NASA continued to trail the Soviets closely until the late 1960s and the successes of the Apollo lunar program. In July 1969, the Americans took a giant leap forward with Apollo 11, a three-stage spacecraft that took U.S. astronauts to the surface of the moon and returned them to Earth. On February 5, 1971, Alan Shepard, the first American in space, became the fifth astronaut to walk on the moon as part of the Apollo 14 lunar landing mission.

“The first American in space,” The History Channel website, 2009, http://www.history.com/this-day-in-history.do?action=Article&id=4977 [accessed May 5, 2009]

On This Day

1494 – Christopher Columbus sighted Jamaica on his second trip to the Western Hemisphere. He named the island Santa Gloria.

1798 – U.S. Secretary of War William McHenry ordered that the USS Constitution be made ready for sea. The frigate was launched on October 21, 1797, but had never been put to sea.

1814 – The British attack the American forces at Ft.

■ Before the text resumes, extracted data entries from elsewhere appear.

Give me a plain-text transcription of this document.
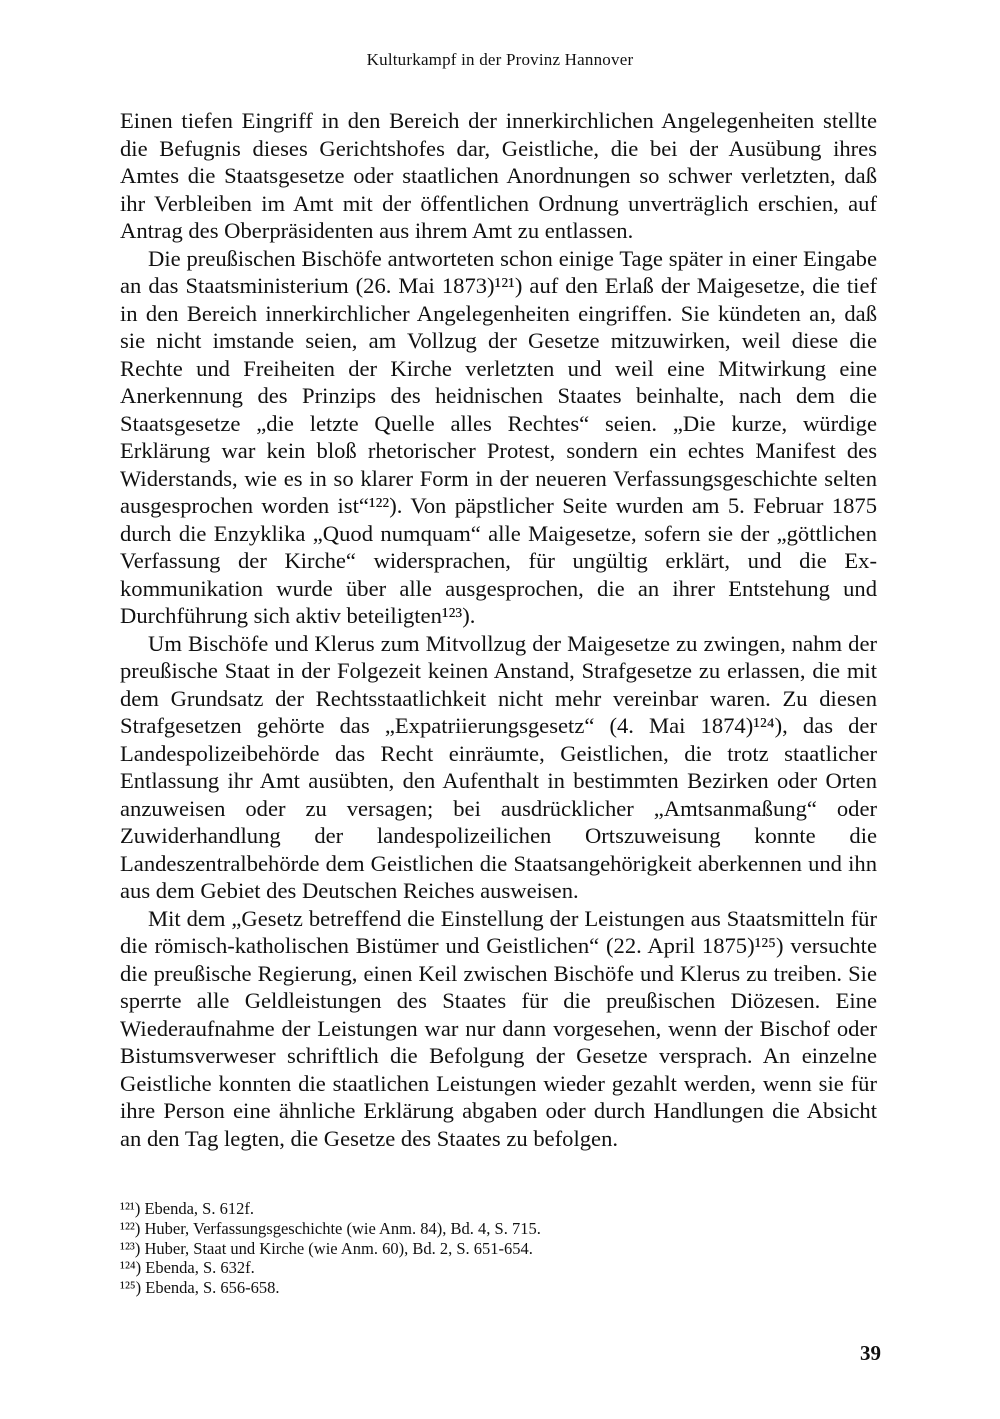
Kulturkampf in der Provinz Hannover

Einen tiefen Eingriff in den Bereich der innerkirchlichen Angelegenheiten stellte die Befugnis dieses Gerichtshofes dar, Geistliche, die bei der Ausübung ihres Amtes die Staatsgesetze oder staatlichen Anordnungen so schwer verletzten, daß ihr Verbleiben im Amt mit der öffentlichen Ordnung unverträglich erschien, auf Antrag des Oberpräsidenten aus ihrem Amt zu entlassen.

Die preußischen Bischöfe antworteten schon einige Tage später in einer Eingabe an das Staatsministerium (26. Mai 1873)¹²¹) auf den Erlaß der Maigesetze, die tief in den Bereich innerkirchlicher Angelegenheiten eingriffen. Sie kündeten an, daß sie nicht imstande seien, am Vollzug der Gesetze mitzuwirken, weil diese die Rechte und Freiheiten der Kirche verletzten und weil eine Mitwirkung eine Anerkennung des Prinzips des heidnischen Staates beinhalte, nach dem die Staatsgesetze „die letzte Quelle alles Rechtes“ seien. „Die kurze, würdige Erklärung war kein bloß rhetorischer Protest, sondern ein echtes Manifest des Widerstands, wie es in so klarer Form in der neueren Verfassungsgeschichte selten ausgesprochen worden ist“¹²²). Von päpstlicher Seite wurden am 5. Februar 1875 durch die Enzyklika „Quod numquam“ alle Maigesetze, sofern sie der „göttlichen Verfassung der Kirche“ widersprachen, für ungültig erklärt, und die Exkommunikation wurde über alle ausgesprochen, die an ihrer Entstehung und Durchführung sich aktiv beteiligten¹²³).

Um Bischöfe und Klerus zum Mitvollzug der Maigesetze zu zwingen, nahm der preußische Staat in der Folgezeit keinen Anstand, Strafgesetze zu erlassen, die mit dem Grundsatz der Rechtsstaatlichkeit nicht mehr vereinbar waren. Zu diesen Strafgesetzen gehörte das „Expatriierungsgesetz“ (4. Mai 1874)¹²⁴), das der Landespolizeibehörde das Recht einräumte, Geistlichen, die trotz staatlicher Entlassung ihr Amt ausübten, den Aufenthalt in bestimmten Bezirken oder Orten anzuweisen oder zu versagen; bei ausdrücklicher „Amtsanmaßung“ oder Zuwiderhandlung der landespolizeilichen Ortszuweisung konnte die Landeszentralbehörde dem Geistlichen die Staatsangehörigkeit aberkennen und ihn aus dem Gebiet des Deutschen Reiches ausweisen.

Mit dem „Gesetz betreffend die Einstellung der Leistungen aus Staatsmitteln für die römisch-katholischen Bistümer und Geistlichen“ (22. April 1875)¹²⁵) versuchte die preußische Regierung, einen Keil zwischen Bischöfe und Klerus zu treiben. Sie sperrte alle Geldleistungen des Staates für die preußischen Diözesen. Eine Wiederaufnahme der Leistungen war nur dann vorgesehen, wenn der Bischof oder Bistumsverweser schriftlich die Befolgung der Gesetze versprach. An einzelne Geistliche konnten die staatlichen Leistungen wieder gezahlt werden, wenn sie für ihre Person eine ähnliche Erklärung abgaben oder durch Handlungen die Absicht an den Tag legten, die Gesetze des Staates zu befolgen.

¹²¹) Ebenda, S. 612f.

¹²²) Huber, Verfassungsgeschichte (wie Anm. 84), Bd. 4, S. 715.

¹²³) Huber, Staat und Kirche (wie Anm. 60), Bd. 2, S. 651-654.

¹²⁴) Ebenda, S. 632f.

¹²⁵) Ebenda, S. 656-658.

39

Ontario, Oswego, NY.

1821 – Napoleon Bonaparte died on the island of St. Helena, where he had been in exile.

1862 – The Battle of Puebla took place. It is celebrated as Cinco de Mayo Day.

1865 – The Thirteenth Amendment was ratified, abolishing slavery in the U.S.

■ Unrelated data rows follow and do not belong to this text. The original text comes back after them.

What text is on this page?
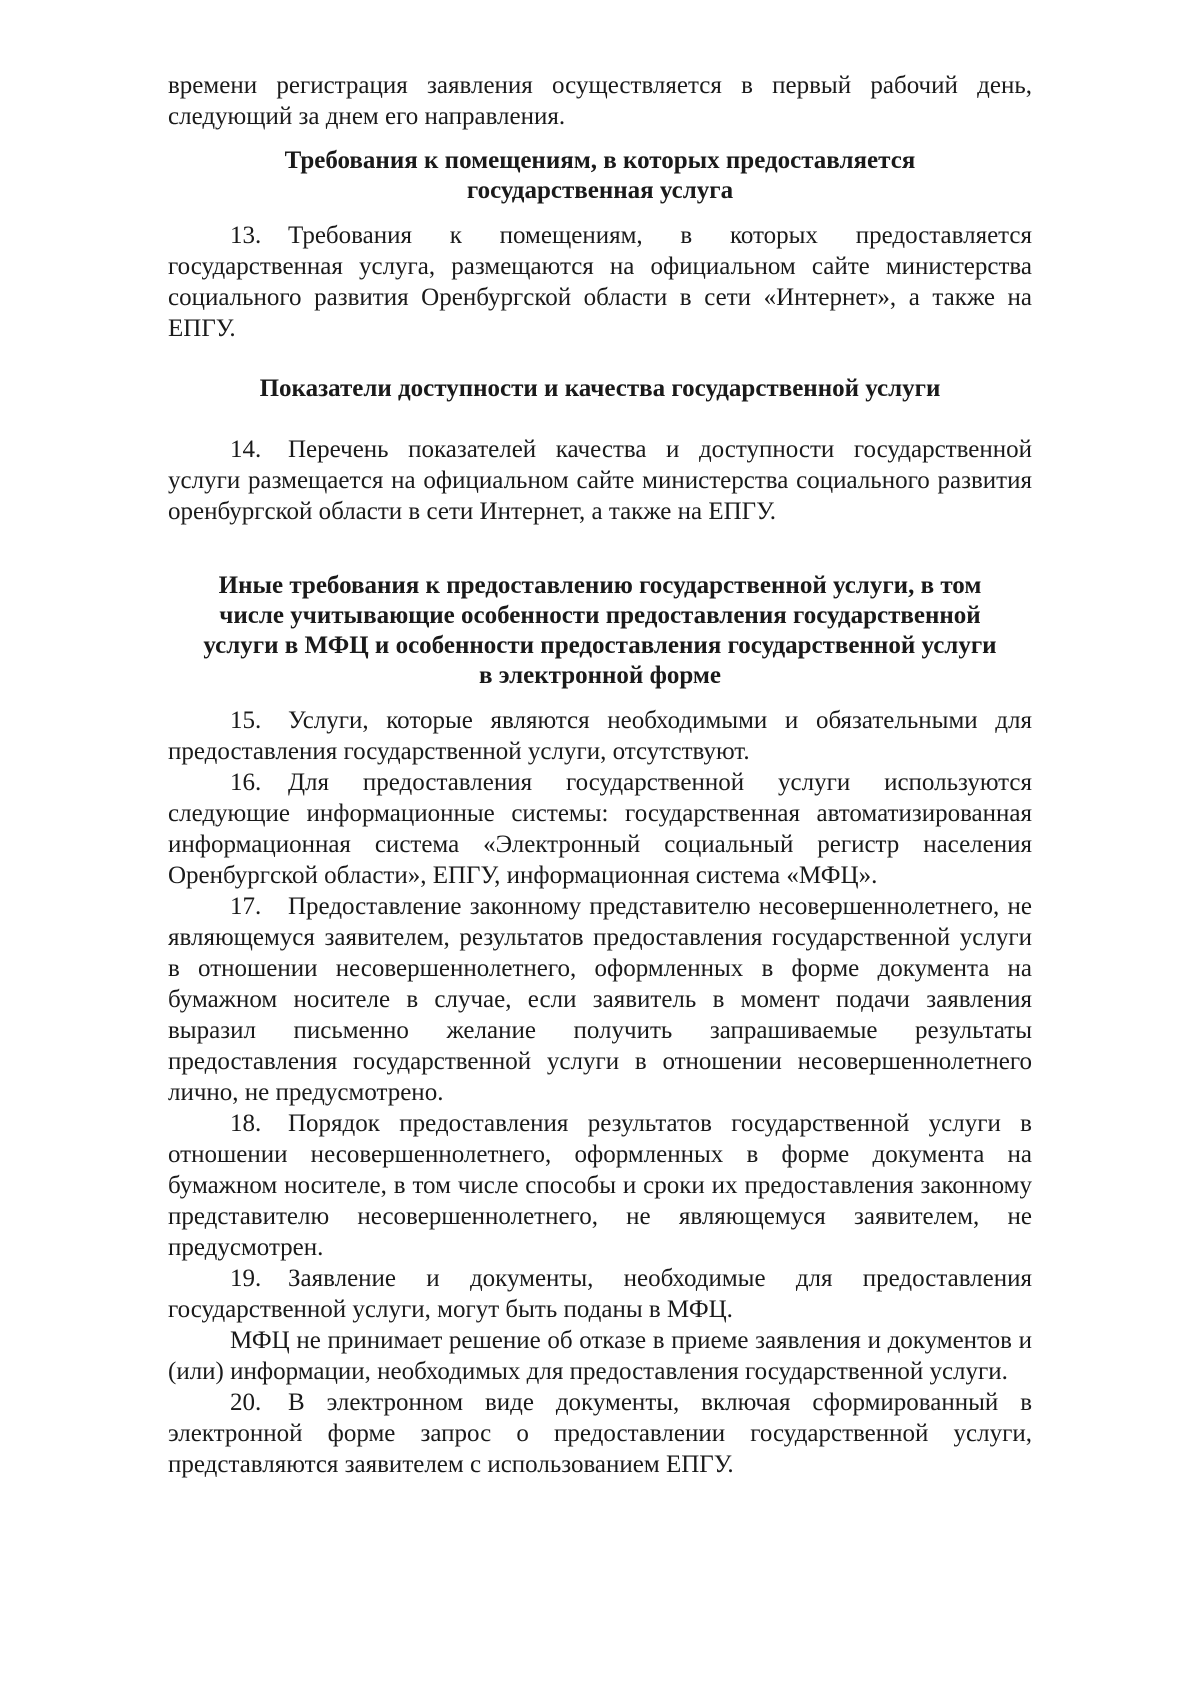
времени регистрация заявления осуществляется в первый рабочий день, следующий за днем его направления.

Требования к помещениям, в которых предоставляется государственная услуга

13. Требования к помещениям, в которых предоставляется государственная услуга, размещаются на официальном сайте министерства социального развития Оренбургской области в сети «Интернет», а также на ЕПГУ.

Показатели доступности и качества государственной услуги

14. Перечень показателей качества и доступности государственной услуги размещается на официальном сайте министерства социального развития оренбургской области в сети Интернет, а также на ЕПГУ.

Иные требования к предоставлению государственной услуги, в том числе учитывающие особенности предоставления государственной услуги в МФЦ и особенности предоставления государственной услуги в электронной форме

15. Услуги, которые являются необходимыми и обязательными для предоставления государственной услуги, отсутствуют.

16. Для предоставления государственной услуги используются следующие информационные системы: государственная автоматизированная информационная система «Электронный социальный регистр населения Оренбургской области», ЕПГУ, информационная система «МФЦ».

17. Предоставление законному представителю несовершеннолетнего, не являющемуся заявителем, результатов предоставления государственной услуги в отношении несовершеннолетнего, оформленных в форме документа на бумажном носителе в случае, если заявитель в момент подачи заявления выразил письменно желание получить запрашиваемые результаты предоставления государственной услуги в отношении несовершеннолетнего лично, не предусмотрено.

18. Порядок предоставления результатов государственной услуги в отношении несовершеннолетнего, оформленных в форме документа на бумажном носителе, в том числе способы и сроки их предоставления законному представителю несовершеннолетнего, не являющемуся заявителем, не предусмотрен.

19. Заявление и документы, необходимые для предоставления государственной услуги, могут быть поданы в МФЦ.

МФЦ не принимает решение об отказе в приеме заявления и документов и (или) информации, необходимых для предоставления государственной услуги.

20. В электронном виде документы, включая сформированный в электронной форме запрос о предоставлении государственной услуги, представляются заявителем с использованием ЕПГУ.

1901 – The first Catholic mass for night workers was held at the Church of St. Andrew in New York City.

1917 – Eugene Jacques Bullard becomes the first African-American aviator when he earned his flying certificate with the French Air Service.

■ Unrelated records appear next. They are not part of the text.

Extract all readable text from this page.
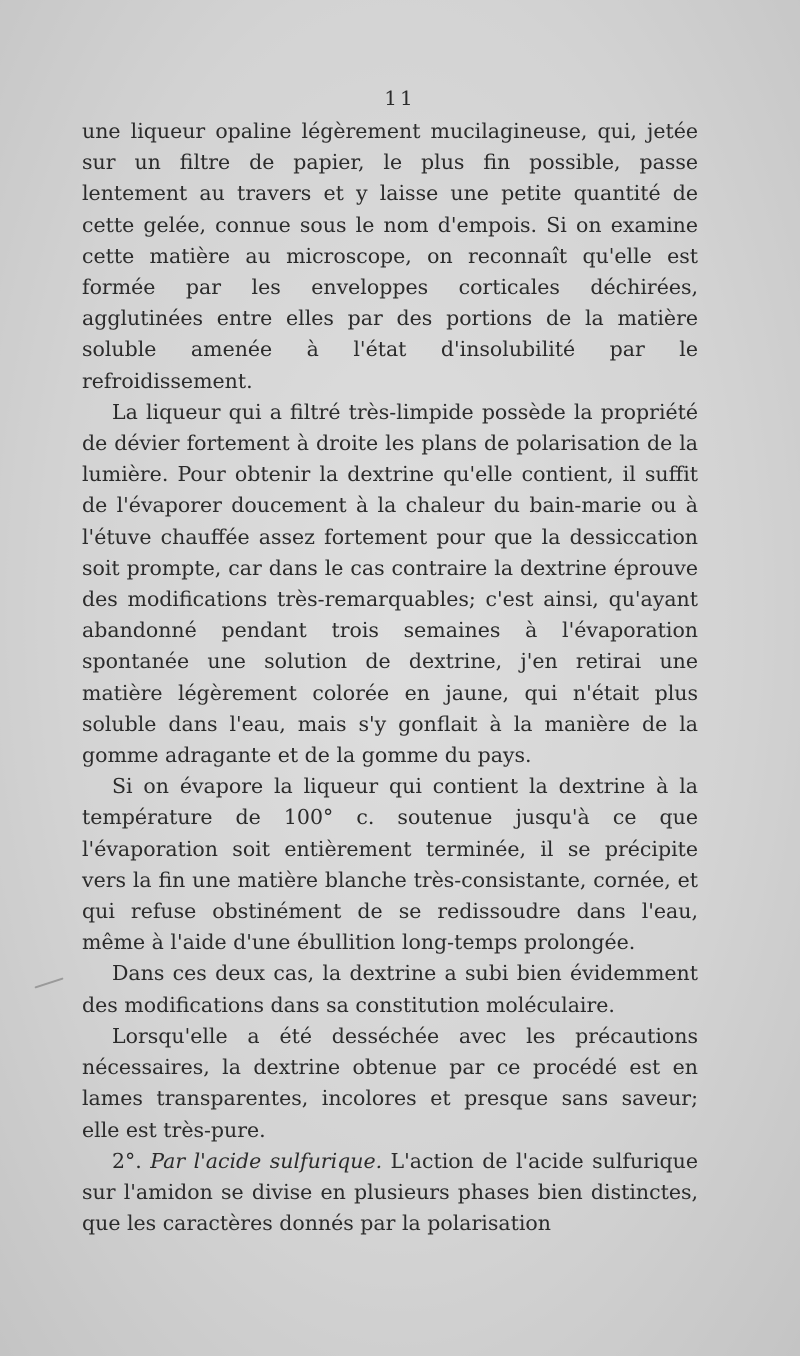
11

une liqueur opaline légèrement mucilagineuse, qui, jetée sur un filtre de papier, le plus fin possible, passe lentement au travers et y laisse une petite quantité de cette gelée, connue sous le nom d'empois. Si on examine cette matière au microscope, on reconnaît qu'elle est formée par les enveloppes corticales déchirées, agglutinées entre elles par des portions de la matière soluble amenée à l'état d'insolubilité par le refroidissement.

La liqueur qui a filtré très-limpide possède la propriété de dévier fortement à droite les plans de polarisation de la lumière. Pour obtenir la dextrine qu'elle contient, il suffit de l'évaporer doucement à la chaleur du bain-marie ou à l'étuve chauffée assez fortement pour que la dessiccation soit prompte, car dans le cas contraire la dextrine éprouve des modifications très-remarquables; c'est ainsi, qu'ayant abandonné pendant trois semaines à l'évaporation spontanée une solution de dextrine, j'en retirai une matière légèrement colorée en jaune, qui n'était plus soluble dans l'eau, mais s'y gonflait à la manière de la gomme adragante et de la gomme du pays.

Si on évapore la liqueur qui contient la dextrine à la température de 100° c. soutenue jusqu'à ce que l'évaporation soit entièrement terminée, il se précipite vers la fin une matière blanche très-consistante, cornée, et qui refuse obstinément de se redissoudre dans l'eau, même à l'aide d'une ébullition long-temps prolongée.

Dans ces deux cas, la dextrine a subi bien évidemment des modifications dans sa constitution moléculaire.

Lorsqu'elle a été desséchée avec les précautions nécessaires, la dextrine obtenue par ce procédé est en lames transparentes, incolores et presque sans saveur; elle est très-pure.

2°. Par l'acide sulfurique. L'action de l'acide sulfurique sur l'amidon se divise en plusieurs phases bien distinctes, que les caractères donnés par la polarisation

1925 – John T. Scopes, a biology teacher in Dayton, TN, was arrested for teaching Darwin’s theory of evolution.

1942 – General Joseph Stilwell learned that the Japanese had cut his railway out of China and was forced to lead his troops into India.

1945 – The Netherlands and Denmark were liberated from Nazi control.

1955 – The Federal Republic of Germany (West Germany) became a sovereign state.

1981 – Irish Republican Army hunger-striker Bobby Sands died at the Maze Prison in Northern Ireland. It was his 66th day without food.

May 5, 1945

Six killed in Oregon by Japanese bomb

In Lakeview, Oregon, Mrs. Elsie Mitchell and five neighborhood children are killed while attempting to drag a Japanese balloon out the woods. Unbeknownst to Mitchell and the children, the balloon was armed, and it exploded soon after they began tampering with it. They were the first and only known American civilians to be killed in the continental United States during World War II. The U.S. government eventually gave $5,000 in compensation to Mitchell’s husband, and $3,000 each to the families of Edward Engen, Sherman Shoemaker, Jay Gifford, and Richard and Ethel Patzke, the five slain children.

The explosive balloon found at Lakeview was a product of one of only a handful of Japanese attacks against the continental United States, which were conducted early in the war by Japanese submarines and later by high-altitude balloons carrying explosives or incendiaries. In comparison, three years earlier, on April 18, 1942, the first squadron of U.S. bombers dropped bombs on the Japanese cities of Tokyo, Kobe, and Nagoyo, surprising the Japanese military command, who believed their home islands to be out of reach of Allied air attacks. When the war ended on August 14, 1945, some 160,000 tons of conventional explosives and two atomic bombs had been dropped on Japan by the United States. Approximately 500,000 Japanese civilians were killed as a result of these bombing attacks.